İşte tam da bu konuya parmak basan Feo Aladağ, ilk uzun metraj çalışmasında, gerçekçi bir drama başarıyla atıyor imzasını. Filmin kısaca konusu şöyle… Aslen Almanya doğumlu olan Umay, Türkiye’de bir evlilik yapmıştır. İstanbul’da yaşadığı bunaltıcı ve zalim evliliğinden kaçarak Berlin’deki ailesinin yanına geri döner. Yanına küçük oğlu Cem’i de almıştır. Umudu ailesi ile birlikte daha iyi bir hayat yaşamaktır. Fakat Umay’ın bu beklenmedik dönüşü aile içinde büyük çatışmalara sebep olur. Birbirine bağlı bu küçük Türk ailesi Umay’a karşı duydukları sevgi ve yaşadıkları ortamın onların üzerindeki baskısı arasında kalmıştır. Aile küçük Cem’i babasına göndermeye karar verdiğinde Umay özgür ve oğlu ile birlikte yaşayacağı yeni bir hayat için kendini güçlü hisseder. Ancak ailesinin sevgisine olan ihtiyacı bu yeni hayatta onu birçok kez takılıp düşmek zorunda bırakacaktır. Sonunda da, Umay hiç beklemediği bir trajediyle adeta yıkılacaktır.
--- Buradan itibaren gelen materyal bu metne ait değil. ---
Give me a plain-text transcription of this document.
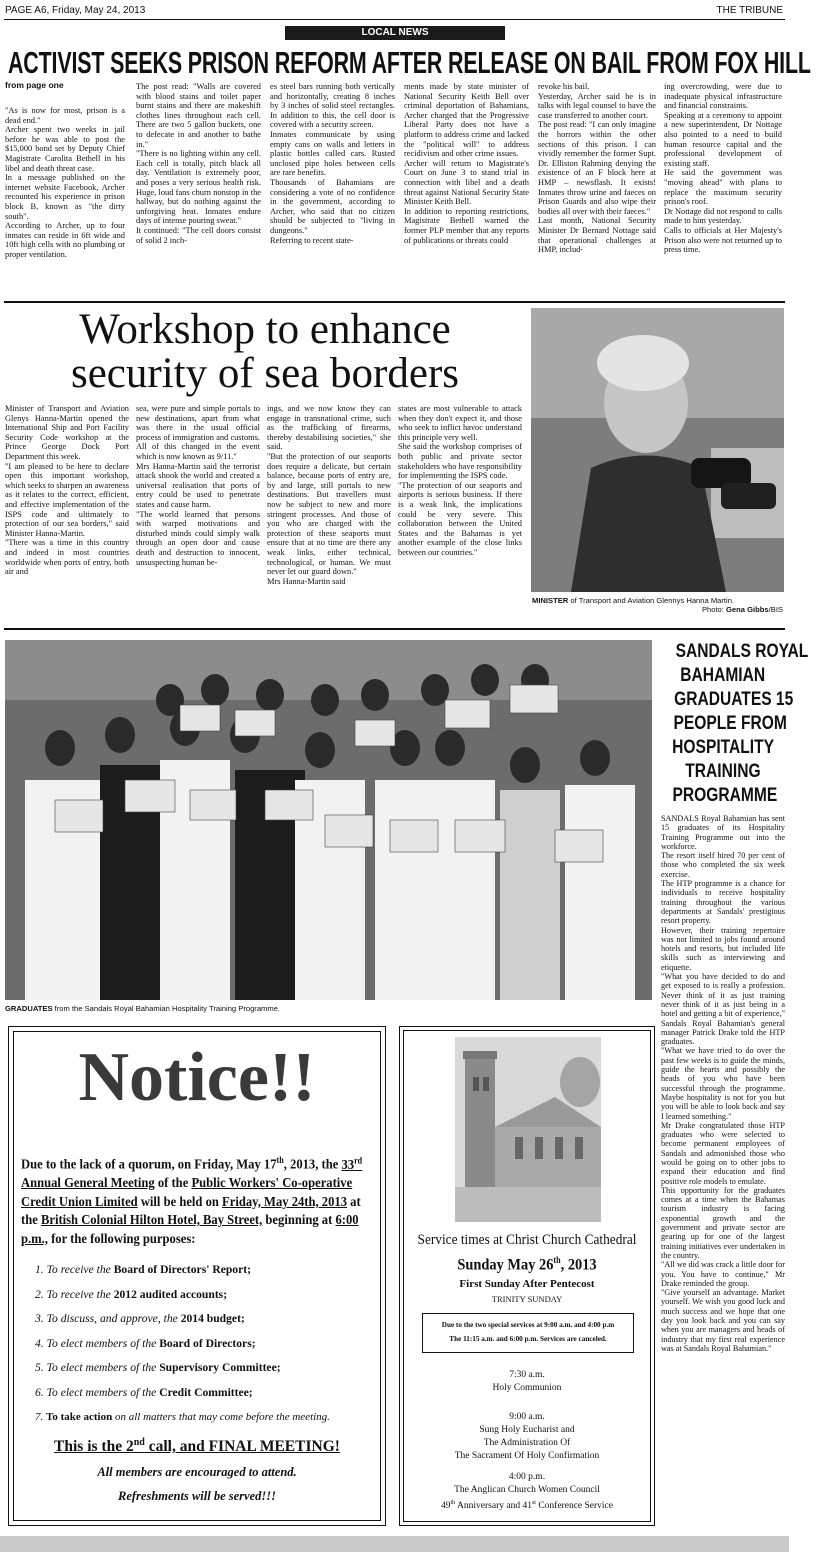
PAGE A6, Friday, May 24, 2013	THE TRIBUNE
LOCAL NEWS
ACTIVIST SEEKS PRISON REFORM AFTER RELEASE ON BAIL FROM FOX HILL
from page one
"As is now for most, prison is a dead end."
Archer spent two weeks in jail before he was able to post the $15,000 bond set by Deputy Chief Magistrate Carolita Bethell in his libel and death threat case.
In a message published on the internet website Facebook, Archer recounted his experience in prison block B, known as "the dirty south".
According to Archer, up to four inmates can reside in 6ft wide and 10ft high cells with no plumbing or proper ventilation.
The post read: "Walls are covered with blood stains and toilet paper burnt stains and there are makeshift clothes lines throughout each cell. There are two 5 gallon buckets, one to defecate in and another to bathe in."
"There is no lighting within any cell. Each cell is totally, pitch black all day. Ventilation is extremely poor, and poses a very serious health risk. Huge, loud fans churn nonstop in the hallway, but do nothing against the unforgiving heat. Inmates endure days of intense pouring sweat."
It continued: "The cell doors consist of solid 2 inch-
es steel bars running both vertically and horizontally, creating 8 inches by 3 inches of solid steel rectangles. In addition to this, the cell door is covered with a security screen.
Inmates communicate by using empty cans on walls and letters in plastic bottles called cars. Rusted unclosed pipe holes between cells are rare benefits.
Thousands of Bahamians are considering a vote of no confidence in the government, according to Archer, who said that no citizen should be subjected to "living in dungeons."
Referring to recent state-
ments made by state minister of National Security Keith Bell over criminal deportation of Bahamians, Archer charged that the Progressive Liberal Party does not have a platform to address crime and lacked the "political will" to address recidivism and other crime issues.
Archer will return to Magistrate's Court on June 3 to stand trial in connection with libel and a death threat against National Security State Minister Keith Bell.
In addition to reporting restrictions, Magistrate Bethell warned the former PLP member that any reports of publications or threats could
revoke his bail.
Yesterday, Archer said he is in talks with legal counsel to have the case transferred to another court.
The post read: "I can only imagine the horrors within the other sections of this prison. I can vividly remember the former Supt. Dr. Elliston Rahming denying the existence of an F block here at HMP – newsflash. It exists! Inmates throw urine and faeces on Prison Guards and also wipe their bodies all over with their faeces."
Last month, National Security Minister Dr Bernard Nottage said that operational challenges at HMP, includ-
ing overcrowding, were due to inadequate physical infrastructure and financial constraints.
Speaking at a ceremony to appoint a new superintendent, Dr Nottage also pointed to a need to build human resource capital and the professional development of existing staff.
He said the government was "moving ahead" with plans to replace the maximum security prison's roof.
Dr Nottage did not respond to calls made to him yesterday.
Calls to officials at Her Majesty's Prison also were not returned up to press time.
Workshop to enhance
security of sea borders
Minister of Transport and Aviation Glenys Hanna-Martin opened the International Ship and Port Facility Security Code workshop at the Prince George Dock Port Department this week.
"I am pleased to be here to declare open this important workshop, which seeks to sharpen an awareness as it relates to the correct, efficient, and effective implementation of the ISPS code and ultimately to protection of our sea borders," said Minister Hanna-Martin.
"There was a time in this country and indeed in most countries worldwide when ports of entry, both air and
sea, were pure and simple portals to new destinations, apart from what was there in the usual official process of immigration and customs. All of this changed in the event which is now known as 9/11."
Mrs Hanna-Martin said the terrorist attack shook the world and created a universal realisation that ports of entry could be used to penetrate states and cause harm.
"The world learned that persons with warped motivations and disturbed minds could simply walk through an open door and cause death and destruction to innocent, unsuspecting human be-
ings, and we now know they can engage in transnational crime, such as the trafficking of firearms, thereby destabilising societies," she said.
"But the protection of our seaports does require a delicate, but certain balance, because ports of entry are, by and large, still portals to new destinations. But travellers must now be subject to new and more stringent processes. And those of you who are charged with the protection of these seaports must ensure that at no time are there any weak links, either technical, technological, or human. We must never let our guard down."
Mrs Hanna-Martin said
states are most vulnerable to attack when they don't expect it, and those who seek to inflict havoc understand this principle very well.
She said the workshop comprises of both public and private sector stakeholders who have responsibility for implementing the ISPS code.
"The protection of our seaports and airports is serious business. If there is a weak link, the implications could be very severe. This collaboration between the United States and the Bahamas is yet another example of the close links between our countries."
MINISTER of Transport and Aviation Glennys Hanna Martin.
Photo: Gena Gibbs/BIS
GRADUATES from the Sandals Royal Bahamian Hospitality Training Programme.
SANDALS ROYAL BAHAMIAN GRADUATES 15 PEOPLE FROM HOSPITALITY TRAINING PROGRAMME
SANDALS Royal Bahamian has sent 15 graduates of its Hospitality Training Programme out into the workforce.
The resort itself hired 70 per cent of those who completed the six week exercise.
The HTP programme is a chance for individuals to receive hospitality training throughout the various departments at Sandals' prestigious resort property.
However, their training repertoire was not limited to jobs found around hotels and resorts, but included life skills such as interviewing and etiquette.
"What you have decided to do and get exposed to is really a profession. Never think of it as just training never think of it as just being in a hotel and getting a bit of experience," Sandals Royal Bahamian's general manager Patrick Drake told the HTP graduates.
"What we have tried to do over the past few weeks is to guide the minds, guide the hearts and possibly the heads of you who have been successful through the programme. Maybe hospitality is not for you but you will be able to look back and say I learned something."
Mr Drake congratulated those HTP graduates who were selected to become permanent employees of Sandals and admonished those who would be going on to other jobs to expand their education and find positive role models to emulate.
This opportunity for the graduates comes at a time when the Bahamas tourism industry is facing exponential growth and the government and private sector are gearing up for one of the largest training initiatives ever undertaken in the country.
"All we did was crack a little door for you. You have to continue," Mr Drake reminded the group.
"Give yourself an advantage. Market yourself. We wish you good luck and much success and we hope that one day you look back and you can say when you are managers and heads of industry that my first real experience was at Sandals Royal Bahamian."
Notice!!
Due to the lack of a quorum, on Friday, May 17th, 2013, the 33rd Annual General Meeting of the Public Workers' Co-operative Credit Union Limited will be held on Friday, May 24th, 2013 at the British Colonial Hilton Hotel, Bay Street, beginning at 6:00 p.m., for the following purposes:
1. To receive the Board of Directors' Report;
2. To receive the 2012 audited accounts;
3. To discuss, and approve, the 2014 budget;
4. To elect members of the Board of Directors;
5. To elect members of the Supervisory Committee;
6. To elect members of the Credit Committee;
7. To take action on all matters that may come before the meeting.
This is the 2nd call, and FINAL MEETING!
All members are encouraged to attend.
Refreshments will be served!!!
Service times at Christ Church Cathedral
Sunday May 26th, 2013
First Sunday After Pentecost
TRINITY SUNDAY
Due to the two special services at 9:00 a.m. and 4:00 p.m
The 11:15 a.m. and 6:00 p.m. Services are canceled.
7:30 a.m.
Holy Communion
9:00 a.m.
Sung Holy Eucharist and
The Administration Of
The Sacrament Of Holy Confirmation
4:00 p.m.
The Anglican Church Women Council
49th Anniversary and 41st Conference Service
Hikayenin çatısı Umay üstüne kurulu. Bir o kadar da, Türk’lerin ‘El alem ne der?” korkusuyla sarıp sarmalanan töre baskısı üzerine… Bir taraf da kanıyla canıyla bir insan, bir tarafta ise, cehaletin yol açtığı bağnazlık… Almanya’da yaşayan Türk toplumunu ve de özellikle kadınlara uygulanan şiddet olaylarını iyi gözlemleyen Feo Aladağ, yarattığı sade karakterlere yüklediği gerçekçi yapıyla, seyirciyi yavaş yavaş sessizliğe gömüyor ve perdede gördüğü acı veren olayı irdelemeye zorluyor. Filmin gidişatında Umay’ın ailesinin yaşadığı ikilem ve kararsızlık seyirciye geçerken, finalde yaşanan acı sürpriz ise boğazları düğümlüyor. Filmin lokomotifi, büründüğü rolle hem alkışı hak eden hem de saygıdeğer ödüller kazanan Sibel Kekilli. Gözyaşlarını, başarılı bir oyunculuk kozu olarak kullanan Kekilli, artık Avrupa’da hatırı sayılır oyuncuların arasına girdi. Kekilli’ye hak ettiği değeri verirken filmin diğer oyuncularını da gözden kaçırmamak gerek. Umay’ın annesini canlandıran Derya Alabora ve kardeşlerini canlandıran tüm oyuncuların başarısı da göz dolduruyor. Ancak filmin olmazsa olmazı Settar Tanrıöğen. Türk sinemasında kalburüstü filmlerde rol almayı tercih eden usta oyuncu öyle bir baba imajı yaratıyor ki, seyirci bazı sahneler de onunla çabucak özdeşleşiyor, kimi sahnelerde ise istemeden de olsa ondan nefret ediyor. Üstelik karakterin adı da özenle seçilmiş; Kader…
Filmin başlarında apaydınlık olan evin içi, Umay’ın geleceği ile ilgili kararlar verilmeye başlanırken giderek kararmaya başlıyor. Düğüm noktasından itibaren yönetmen loş ve depresif bir aydınlatmayı tercih ediyor. Seyirciye bilinçaltından gerekli kodları yollayan bu tercih, final sahnesinde de bulutlu havada bir dış çekim yapmayı öngörüyor. Yeri gelmişken belirtelim; final sahnesinde gerçekleşen beklenmedik talihsizlik, film boyunca gerilen, sinirleri bozulan seyirciyi iyice alt üst ediyor. Kimileri bu sonun fazla abartılı olduğunu düşüne dursun, bu final maalesef ki, geleneksel baskıların yol açtığı acıların kuşaklar boyu süreceğinin bir göstergesi.
Son tahlilde; Türklerin üzerinde yüzyıllardır, gerek genetik, gerekse çevresel kodlarla kurulmuş töre baskısının Avrupa’nın beşiğinde bile azalmadığını kapsamlı bir şekilde yansıtması, sırf mutsuz olduğu için kocasından boşanmak isteyen Umay için verilen aile hükmünü duygu sömürüsüne kaçmadan anlatması ve de rollerini özümsemiş oyuncuların yarattığı güçlü karakterlerle, “Ayrılık” ince bir ruh haliyle işlenmiş, gerçekçi bir dramdır.